Warren Buffett, the 86-year-old investor, is a folk hero as much for his plain-spoken wisdom as for his business prowess. He conceded that with 367,000 workers at the many huge corporations owned by his holding company, Berkshire Hathaway, some problems were inevitable. “As we sit here, somebody is doing something wrong at Berkshire,” he said at the Berkshire annual meeting in Omaha, Nebraska on May 6.
But among his core employees at headquarters, Buffett said he’s been able to avoid scandal by emphasizing the importance of Berkshire’s reputation and his employees’ role in safeguarding it.

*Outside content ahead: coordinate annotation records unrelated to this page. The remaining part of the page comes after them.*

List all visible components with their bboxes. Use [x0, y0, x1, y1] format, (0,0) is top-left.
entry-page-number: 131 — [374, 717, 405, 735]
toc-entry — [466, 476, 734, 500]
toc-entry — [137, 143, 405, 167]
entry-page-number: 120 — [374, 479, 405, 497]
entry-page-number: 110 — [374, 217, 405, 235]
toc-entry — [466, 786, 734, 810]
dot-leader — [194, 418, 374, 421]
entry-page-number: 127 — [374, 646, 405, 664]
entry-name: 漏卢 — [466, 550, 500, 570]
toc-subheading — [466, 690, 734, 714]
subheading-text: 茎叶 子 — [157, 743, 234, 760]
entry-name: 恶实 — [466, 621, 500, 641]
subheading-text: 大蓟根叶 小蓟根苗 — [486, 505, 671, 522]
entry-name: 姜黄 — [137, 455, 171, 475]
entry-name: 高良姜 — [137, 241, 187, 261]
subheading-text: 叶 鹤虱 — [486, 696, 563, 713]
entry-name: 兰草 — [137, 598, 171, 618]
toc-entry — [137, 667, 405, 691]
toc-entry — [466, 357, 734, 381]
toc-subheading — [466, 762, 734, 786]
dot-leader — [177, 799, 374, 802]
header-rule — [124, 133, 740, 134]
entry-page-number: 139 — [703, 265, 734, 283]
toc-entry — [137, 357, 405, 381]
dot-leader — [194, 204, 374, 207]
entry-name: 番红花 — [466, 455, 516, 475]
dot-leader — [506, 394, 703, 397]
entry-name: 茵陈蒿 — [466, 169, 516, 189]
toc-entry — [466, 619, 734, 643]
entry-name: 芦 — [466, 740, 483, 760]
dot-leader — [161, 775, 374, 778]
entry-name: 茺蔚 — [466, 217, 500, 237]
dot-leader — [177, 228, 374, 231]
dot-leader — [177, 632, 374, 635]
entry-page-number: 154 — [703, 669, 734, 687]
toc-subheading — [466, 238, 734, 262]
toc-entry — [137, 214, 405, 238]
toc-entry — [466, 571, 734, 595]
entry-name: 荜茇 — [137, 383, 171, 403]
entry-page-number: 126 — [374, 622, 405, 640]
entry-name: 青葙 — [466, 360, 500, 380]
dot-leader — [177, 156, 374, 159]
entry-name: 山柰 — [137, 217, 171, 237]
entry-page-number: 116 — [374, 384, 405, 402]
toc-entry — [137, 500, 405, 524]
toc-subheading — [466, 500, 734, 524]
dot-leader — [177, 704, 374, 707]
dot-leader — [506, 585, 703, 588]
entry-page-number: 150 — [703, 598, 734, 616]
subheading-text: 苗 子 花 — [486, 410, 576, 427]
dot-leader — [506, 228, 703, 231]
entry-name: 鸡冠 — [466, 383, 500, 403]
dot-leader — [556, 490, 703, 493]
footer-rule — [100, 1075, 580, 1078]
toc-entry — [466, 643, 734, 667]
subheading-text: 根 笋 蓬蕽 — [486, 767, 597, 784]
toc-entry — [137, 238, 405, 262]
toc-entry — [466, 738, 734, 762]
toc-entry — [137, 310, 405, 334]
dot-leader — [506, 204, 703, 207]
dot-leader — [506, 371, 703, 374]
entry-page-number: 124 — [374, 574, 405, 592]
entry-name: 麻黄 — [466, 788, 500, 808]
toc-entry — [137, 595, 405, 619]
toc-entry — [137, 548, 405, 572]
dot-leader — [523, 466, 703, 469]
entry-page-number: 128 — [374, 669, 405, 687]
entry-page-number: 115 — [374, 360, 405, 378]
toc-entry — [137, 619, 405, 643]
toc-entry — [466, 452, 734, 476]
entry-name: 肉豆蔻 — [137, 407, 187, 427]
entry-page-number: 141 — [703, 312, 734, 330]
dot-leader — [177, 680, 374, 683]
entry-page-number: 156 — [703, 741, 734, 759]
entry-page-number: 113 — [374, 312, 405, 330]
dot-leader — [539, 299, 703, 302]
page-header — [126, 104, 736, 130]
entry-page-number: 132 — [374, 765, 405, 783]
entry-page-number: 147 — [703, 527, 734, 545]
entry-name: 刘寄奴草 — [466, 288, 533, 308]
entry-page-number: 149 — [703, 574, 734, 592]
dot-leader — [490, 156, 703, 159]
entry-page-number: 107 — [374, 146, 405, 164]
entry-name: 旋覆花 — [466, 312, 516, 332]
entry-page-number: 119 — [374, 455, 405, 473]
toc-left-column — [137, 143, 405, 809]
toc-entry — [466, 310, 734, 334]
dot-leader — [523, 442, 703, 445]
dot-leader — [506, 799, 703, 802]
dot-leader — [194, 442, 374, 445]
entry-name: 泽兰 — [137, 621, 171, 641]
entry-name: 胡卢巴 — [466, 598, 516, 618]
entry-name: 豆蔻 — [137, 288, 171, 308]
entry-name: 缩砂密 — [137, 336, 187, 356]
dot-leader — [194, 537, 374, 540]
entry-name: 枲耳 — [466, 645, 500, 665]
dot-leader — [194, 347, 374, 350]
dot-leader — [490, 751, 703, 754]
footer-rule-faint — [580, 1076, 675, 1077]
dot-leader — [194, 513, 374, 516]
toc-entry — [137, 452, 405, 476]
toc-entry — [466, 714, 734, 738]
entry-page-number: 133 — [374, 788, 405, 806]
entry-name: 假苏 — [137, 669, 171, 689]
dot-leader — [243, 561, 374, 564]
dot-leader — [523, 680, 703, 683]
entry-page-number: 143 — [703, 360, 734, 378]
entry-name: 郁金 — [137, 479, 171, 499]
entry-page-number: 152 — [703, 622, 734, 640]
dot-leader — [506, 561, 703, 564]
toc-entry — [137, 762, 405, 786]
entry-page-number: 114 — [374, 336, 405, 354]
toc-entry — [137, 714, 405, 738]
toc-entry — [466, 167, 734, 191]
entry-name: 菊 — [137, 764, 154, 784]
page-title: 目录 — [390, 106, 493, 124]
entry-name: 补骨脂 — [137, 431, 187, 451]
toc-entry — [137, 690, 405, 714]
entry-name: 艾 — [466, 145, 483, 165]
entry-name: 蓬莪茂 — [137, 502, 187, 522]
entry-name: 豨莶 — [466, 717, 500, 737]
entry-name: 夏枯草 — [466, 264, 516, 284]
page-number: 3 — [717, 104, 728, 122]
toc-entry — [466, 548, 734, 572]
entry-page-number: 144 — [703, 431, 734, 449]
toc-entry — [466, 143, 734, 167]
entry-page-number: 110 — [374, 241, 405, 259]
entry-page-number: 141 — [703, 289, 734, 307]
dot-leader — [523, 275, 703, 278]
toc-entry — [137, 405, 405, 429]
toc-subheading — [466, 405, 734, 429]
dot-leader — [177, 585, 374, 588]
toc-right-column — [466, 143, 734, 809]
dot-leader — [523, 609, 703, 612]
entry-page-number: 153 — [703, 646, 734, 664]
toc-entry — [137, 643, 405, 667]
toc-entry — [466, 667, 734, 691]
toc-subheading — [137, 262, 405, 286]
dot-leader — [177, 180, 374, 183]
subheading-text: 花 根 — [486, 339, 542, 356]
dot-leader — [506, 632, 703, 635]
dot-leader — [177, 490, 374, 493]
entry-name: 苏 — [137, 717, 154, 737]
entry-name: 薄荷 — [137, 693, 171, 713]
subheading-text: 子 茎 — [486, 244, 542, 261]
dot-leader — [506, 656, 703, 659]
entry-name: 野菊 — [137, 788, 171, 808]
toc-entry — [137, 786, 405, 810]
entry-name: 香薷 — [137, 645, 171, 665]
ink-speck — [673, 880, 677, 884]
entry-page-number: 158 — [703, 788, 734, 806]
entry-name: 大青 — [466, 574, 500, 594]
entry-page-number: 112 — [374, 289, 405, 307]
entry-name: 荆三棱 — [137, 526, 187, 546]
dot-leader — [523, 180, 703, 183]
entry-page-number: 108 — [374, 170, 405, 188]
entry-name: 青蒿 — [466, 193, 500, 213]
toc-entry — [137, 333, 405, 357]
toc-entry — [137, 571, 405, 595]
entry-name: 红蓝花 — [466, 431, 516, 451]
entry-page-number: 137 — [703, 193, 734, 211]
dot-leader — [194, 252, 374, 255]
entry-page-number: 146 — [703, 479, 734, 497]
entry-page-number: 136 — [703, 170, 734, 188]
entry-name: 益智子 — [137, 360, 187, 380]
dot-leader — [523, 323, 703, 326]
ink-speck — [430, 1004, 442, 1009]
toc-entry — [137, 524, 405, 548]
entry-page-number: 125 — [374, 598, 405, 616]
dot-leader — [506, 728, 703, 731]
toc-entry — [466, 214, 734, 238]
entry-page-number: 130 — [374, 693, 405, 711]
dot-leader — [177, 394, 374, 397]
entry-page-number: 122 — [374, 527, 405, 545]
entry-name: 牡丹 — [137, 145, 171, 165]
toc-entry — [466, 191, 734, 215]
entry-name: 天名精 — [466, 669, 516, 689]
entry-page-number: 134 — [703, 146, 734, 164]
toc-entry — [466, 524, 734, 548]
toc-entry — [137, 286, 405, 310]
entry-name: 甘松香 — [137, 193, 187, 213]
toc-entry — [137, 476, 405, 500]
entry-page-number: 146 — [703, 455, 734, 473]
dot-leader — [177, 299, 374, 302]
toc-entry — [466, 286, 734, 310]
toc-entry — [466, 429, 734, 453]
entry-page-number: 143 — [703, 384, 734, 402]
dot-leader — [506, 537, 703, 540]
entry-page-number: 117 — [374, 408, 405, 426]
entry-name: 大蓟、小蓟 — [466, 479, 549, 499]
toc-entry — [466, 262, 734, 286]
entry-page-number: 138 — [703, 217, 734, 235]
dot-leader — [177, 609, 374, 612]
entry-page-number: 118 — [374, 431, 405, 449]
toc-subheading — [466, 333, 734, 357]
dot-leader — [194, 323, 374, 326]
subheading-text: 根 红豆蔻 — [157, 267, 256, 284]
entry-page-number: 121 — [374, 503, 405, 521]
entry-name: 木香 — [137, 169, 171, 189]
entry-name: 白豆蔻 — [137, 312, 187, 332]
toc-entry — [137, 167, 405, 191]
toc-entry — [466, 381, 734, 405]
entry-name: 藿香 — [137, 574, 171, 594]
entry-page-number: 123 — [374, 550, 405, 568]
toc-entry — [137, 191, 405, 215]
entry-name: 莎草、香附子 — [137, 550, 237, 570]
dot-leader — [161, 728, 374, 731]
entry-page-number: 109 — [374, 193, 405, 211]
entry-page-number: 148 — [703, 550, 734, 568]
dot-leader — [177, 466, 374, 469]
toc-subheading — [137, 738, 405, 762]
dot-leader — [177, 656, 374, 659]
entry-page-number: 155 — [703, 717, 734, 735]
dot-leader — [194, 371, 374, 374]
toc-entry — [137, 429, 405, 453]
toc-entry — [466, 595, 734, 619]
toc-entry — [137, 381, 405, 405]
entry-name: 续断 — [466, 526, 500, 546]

“We count very heavily on principles of behavior rather than loads of rules,” he said. Indeed, in Berkshire’s code of conduct (pdf), it quotes from the man himself:
When in doubt, remember Warren Buffett’s rule of thumb: “… I want employees to ask themselves whether they are willing to have any contemplated act appear the next day on the front page of their local paper—to be read by their spouses, children and friends—with the reporting done by an informed and critical reporter.”
The code includes reassurances such as that any employee may report ethical violations “in confidence without fear of retaliation” and the always useful maxim: “If you are unsure of what to do in any situation, seek guidance before you act.”
Buffett isn’t the first boss to realize they get better results from trusting their workers and giving them more autonomy. The behavioral economist, Dan Ariely, has noted that “when you give people trust, people can flourish.” From Zappo’s ill-fated embrace of Holocracy to Warby Parker’s decision to let workers choose their assignments, employers are increasingly willing to cede control. Even traditional employers are relaxing rules and experimenting with flexible scheduling and unlimited vacations.
However, trust without the right corporate culture to support it can backfire, as Buffett discovered at Wells Fargo, where Berkshire Hathaway is the largest shareholder. Buffett said Wells Fargo employees had too much autonomy to achieve their cross selling targets, which resulted in a massive fake account scandal. Wells Fargo “incentivized the wrong type of behavior,” he said.